The next step is preparation of deed of settlement (if there will be only one shareholder in the Company) or the Memorandum of Association (if there will be two or more shareholders). Upon signing of the Deed of settlement (Memorandum of Association) the company‘s cumulative account may be opened with any of the banks registered in the Republic of Lithuania to which cash contributions’ for the formation of the authorised capital will be transferred. Once the formation of the authorised capital has been completed, management bodies of the Company elected and the Articles of Association of the Company signed, arrange a meeting with the notary public who will check whether the instruments of incorporation are in compliance with applicable laws.
If you choose to use our services, the following documents should be presented by the founders in order to register a private company.
Where the founder is a legal person:
- A copy of the company's foundation agreement, registration certificate, Articles of Association or extract from the Register (if the founder is a foreign company - the copy must be certified by the Apostille or notarially, provided that a relevant agreement by the Republic of Lithuania and the country whose resident is the founder has been signed and is in force);
- a document confirming the adoption of a decision to form a company or participate in it;
- if the documents of formation are signed by a person other than the head of the founder company, a power of attorney is required (if the founder is a foreign company - the power of attorney must be certified by the Apostille or notarially, provided that a relevant agreement by the Republic of Lithuania and the country whose resident is the founder has been signed and is in force).
Where the founder is a natural person:
- Passport data (first name, surname, home address, nationality, personal ID No., passport series and No.).

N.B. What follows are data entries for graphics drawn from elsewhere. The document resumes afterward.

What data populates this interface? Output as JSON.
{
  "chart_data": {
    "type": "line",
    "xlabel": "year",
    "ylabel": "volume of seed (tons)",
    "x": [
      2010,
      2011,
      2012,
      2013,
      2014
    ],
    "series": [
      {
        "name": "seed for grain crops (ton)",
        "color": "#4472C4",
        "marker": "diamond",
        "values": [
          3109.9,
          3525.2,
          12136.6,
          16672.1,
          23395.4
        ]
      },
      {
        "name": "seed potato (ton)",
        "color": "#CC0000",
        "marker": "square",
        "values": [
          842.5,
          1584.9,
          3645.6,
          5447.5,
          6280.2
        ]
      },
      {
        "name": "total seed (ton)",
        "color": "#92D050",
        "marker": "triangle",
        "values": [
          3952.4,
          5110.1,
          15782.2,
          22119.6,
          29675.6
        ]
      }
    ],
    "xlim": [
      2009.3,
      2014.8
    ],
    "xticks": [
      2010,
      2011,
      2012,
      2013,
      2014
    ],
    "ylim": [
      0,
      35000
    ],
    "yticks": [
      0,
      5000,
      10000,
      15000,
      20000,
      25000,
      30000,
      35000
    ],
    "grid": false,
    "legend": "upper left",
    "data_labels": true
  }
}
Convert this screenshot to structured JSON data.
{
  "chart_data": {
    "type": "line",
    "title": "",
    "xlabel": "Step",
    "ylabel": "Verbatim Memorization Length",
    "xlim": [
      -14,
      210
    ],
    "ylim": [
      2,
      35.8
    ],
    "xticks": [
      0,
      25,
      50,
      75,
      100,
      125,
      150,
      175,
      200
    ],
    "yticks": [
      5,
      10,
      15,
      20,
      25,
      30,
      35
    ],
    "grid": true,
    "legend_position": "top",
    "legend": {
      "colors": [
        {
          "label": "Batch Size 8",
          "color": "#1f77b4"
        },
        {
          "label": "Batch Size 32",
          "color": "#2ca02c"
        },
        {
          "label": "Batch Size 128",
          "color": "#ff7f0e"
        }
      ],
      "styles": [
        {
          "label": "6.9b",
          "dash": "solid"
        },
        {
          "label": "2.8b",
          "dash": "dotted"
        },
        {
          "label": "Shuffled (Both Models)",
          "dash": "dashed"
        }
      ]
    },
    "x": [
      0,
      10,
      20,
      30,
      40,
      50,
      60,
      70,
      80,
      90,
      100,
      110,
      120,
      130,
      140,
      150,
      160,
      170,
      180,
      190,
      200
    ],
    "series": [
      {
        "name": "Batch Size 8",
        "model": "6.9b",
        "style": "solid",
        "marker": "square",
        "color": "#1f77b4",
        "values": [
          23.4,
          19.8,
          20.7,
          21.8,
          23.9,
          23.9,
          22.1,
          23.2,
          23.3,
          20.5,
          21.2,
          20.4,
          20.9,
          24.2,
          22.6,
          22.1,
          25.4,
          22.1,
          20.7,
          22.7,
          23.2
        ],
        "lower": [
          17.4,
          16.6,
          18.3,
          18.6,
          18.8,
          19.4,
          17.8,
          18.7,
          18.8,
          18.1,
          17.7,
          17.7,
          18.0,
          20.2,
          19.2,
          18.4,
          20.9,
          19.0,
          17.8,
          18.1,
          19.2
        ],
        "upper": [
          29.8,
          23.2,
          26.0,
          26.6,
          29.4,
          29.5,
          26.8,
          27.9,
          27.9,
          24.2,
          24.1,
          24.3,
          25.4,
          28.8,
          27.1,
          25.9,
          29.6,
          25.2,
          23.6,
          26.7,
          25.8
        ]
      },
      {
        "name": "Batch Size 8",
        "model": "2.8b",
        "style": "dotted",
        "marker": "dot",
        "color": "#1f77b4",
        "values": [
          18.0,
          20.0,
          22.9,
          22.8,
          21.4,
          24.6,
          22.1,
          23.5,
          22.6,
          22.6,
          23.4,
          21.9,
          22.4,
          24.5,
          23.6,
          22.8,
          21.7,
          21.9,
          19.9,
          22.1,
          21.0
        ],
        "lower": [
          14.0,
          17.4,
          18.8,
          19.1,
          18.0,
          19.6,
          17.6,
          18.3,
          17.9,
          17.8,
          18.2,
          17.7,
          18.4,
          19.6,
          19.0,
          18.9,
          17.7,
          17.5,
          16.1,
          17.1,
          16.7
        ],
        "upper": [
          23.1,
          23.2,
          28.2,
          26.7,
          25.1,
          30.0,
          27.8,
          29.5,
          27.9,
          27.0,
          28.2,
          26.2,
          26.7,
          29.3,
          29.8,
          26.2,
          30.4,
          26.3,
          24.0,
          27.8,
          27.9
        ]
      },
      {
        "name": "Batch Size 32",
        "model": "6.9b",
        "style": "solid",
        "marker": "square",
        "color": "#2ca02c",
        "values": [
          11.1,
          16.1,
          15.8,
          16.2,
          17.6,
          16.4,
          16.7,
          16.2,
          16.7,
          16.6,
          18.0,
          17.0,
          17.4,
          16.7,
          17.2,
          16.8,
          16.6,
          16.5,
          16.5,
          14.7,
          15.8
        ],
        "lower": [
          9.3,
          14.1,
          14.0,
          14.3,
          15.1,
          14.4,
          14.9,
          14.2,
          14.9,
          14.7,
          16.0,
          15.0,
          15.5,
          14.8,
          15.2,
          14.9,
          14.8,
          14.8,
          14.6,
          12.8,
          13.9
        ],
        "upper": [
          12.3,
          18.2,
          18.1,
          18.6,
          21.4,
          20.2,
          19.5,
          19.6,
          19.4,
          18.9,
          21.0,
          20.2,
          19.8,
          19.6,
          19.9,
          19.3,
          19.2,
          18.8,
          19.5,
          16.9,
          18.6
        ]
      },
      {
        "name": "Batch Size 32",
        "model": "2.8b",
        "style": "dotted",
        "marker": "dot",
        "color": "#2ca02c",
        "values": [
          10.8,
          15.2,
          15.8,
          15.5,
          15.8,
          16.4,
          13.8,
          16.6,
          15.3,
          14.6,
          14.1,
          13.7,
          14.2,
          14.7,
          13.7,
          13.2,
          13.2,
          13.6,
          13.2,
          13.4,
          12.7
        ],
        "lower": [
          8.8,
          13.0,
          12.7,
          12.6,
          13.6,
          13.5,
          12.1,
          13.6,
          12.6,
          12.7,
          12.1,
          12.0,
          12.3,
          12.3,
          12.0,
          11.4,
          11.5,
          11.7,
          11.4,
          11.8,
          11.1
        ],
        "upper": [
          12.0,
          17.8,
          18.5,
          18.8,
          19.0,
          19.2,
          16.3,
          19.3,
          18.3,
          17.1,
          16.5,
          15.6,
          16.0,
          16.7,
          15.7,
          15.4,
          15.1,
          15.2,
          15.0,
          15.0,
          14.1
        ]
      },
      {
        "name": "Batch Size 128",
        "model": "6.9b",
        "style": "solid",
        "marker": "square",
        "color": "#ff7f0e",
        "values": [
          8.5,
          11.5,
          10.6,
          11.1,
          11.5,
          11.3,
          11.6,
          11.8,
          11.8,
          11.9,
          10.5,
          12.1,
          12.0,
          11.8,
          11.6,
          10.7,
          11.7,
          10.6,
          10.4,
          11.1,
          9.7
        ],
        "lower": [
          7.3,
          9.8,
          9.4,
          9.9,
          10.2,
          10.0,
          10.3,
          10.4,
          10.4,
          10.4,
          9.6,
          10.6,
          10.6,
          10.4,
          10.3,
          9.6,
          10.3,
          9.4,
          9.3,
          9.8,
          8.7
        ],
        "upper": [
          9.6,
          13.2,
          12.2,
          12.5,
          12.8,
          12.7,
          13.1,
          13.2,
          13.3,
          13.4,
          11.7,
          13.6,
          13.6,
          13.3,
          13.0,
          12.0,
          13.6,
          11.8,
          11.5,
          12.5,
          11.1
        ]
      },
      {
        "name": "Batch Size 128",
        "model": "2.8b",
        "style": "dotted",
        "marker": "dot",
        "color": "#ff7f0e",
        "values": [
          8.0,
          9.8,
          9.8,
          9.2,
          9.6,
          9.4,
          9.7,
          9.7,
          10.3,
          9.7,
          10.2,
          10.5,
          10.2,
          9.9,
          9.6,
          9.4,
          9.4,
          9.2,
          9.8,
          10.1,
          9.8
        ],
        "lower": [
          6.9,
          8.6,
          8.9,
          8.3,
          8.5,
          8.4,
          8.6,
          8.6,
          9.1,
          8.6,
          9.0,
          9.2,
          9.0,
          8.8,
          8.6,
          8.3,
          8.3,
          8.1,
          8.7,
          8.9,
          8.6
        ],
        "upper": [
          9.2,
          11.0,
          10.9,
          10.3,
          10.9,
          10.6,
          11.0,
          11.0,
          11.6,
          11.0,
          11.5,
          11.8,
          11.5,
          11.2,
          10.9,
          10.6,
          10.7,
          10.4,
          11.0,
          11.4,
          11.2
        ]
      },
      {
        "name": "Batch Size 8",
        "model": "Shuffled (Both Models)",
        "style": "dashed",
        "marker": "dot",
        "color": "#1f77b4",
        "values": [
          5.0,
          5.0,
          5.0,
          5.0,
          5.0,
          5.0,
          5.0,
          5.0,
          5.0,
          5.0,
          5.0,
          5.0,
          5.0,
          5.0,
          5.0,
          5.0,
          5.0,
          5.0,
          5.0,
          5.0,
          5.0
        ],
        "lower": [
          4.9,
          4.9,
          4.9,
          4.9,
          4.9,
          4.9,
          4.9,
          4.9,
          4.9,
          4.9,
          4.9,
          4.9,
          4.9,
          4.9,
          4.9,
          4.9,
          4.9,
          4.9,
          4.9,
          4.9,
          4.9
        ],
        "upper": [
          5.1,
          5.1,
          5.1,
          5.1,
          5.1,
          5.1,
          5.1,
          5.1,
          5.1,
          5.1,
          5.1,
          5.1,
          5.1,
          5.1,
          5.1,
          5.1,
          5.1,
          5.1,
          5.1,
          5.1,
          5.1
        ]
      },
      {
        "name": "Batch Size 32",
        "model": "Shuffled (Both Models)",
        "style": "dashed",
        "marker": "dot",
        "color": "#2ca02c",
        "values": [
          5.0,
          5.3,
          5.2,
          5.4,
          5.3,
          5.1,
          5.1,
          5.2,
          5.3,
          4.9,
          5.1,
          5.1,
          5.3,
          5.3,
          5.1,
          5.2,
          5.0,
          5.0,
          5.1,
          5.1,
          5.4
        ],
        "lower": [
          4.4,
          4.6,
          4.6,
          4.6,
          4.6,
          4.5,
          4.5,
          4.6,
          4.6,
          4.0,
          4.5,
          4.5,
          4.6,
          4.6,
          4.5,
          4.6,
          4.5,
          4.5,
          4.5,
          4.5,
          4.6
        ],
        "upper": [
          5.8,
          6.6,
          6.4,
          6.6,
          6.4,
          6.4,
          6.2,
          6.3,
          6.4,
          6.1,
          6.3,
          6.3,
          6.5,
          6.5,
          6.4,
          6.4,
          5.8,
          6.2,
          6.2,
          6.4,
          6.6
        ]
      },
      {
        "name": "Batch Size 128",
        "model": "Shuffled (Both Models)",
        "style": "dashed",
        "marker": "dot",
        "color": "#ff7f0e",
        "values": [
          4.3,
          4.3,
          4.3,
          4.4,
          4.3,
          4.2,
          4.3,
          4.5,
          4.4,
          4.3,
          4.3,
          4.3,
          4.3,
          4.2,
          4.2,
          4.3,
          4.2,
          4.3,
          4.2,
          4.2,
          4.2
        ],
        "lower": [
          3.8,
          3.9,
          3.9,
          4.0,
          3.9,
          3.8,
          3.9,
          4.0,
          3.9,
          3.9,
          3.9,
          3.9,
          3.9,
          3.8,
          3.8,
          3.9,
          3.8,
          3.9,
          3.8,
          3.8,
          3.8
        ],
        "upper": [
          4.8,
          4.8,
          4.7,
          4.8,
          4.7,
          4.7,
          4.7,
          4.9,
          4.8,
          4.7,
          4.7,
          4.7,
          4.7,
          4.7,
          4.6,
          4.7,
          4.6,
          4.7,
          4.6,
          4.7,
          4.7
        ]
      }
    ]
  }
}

The following information is also required:
- Name of company. Where the founder is a legal entity, full name of the founder company or its part may be used, with or without additions (the use of the words "Lietuva" or "Lithuania" is restricted and is possible subject to permission of the Government of Lithuania);
- Legal address in Lithuania and a written consent of the owner of the premises to provide the premises;
- Passport data of director of the company being founded (first name, surname, home address, nationality, personal ID No.) and contact phone No.;
- Projected activities of the company being founded;
- Size of the authorised capital of the company being founded (not less than LTL 10,000 or EUR 2,896.20) and the share par value.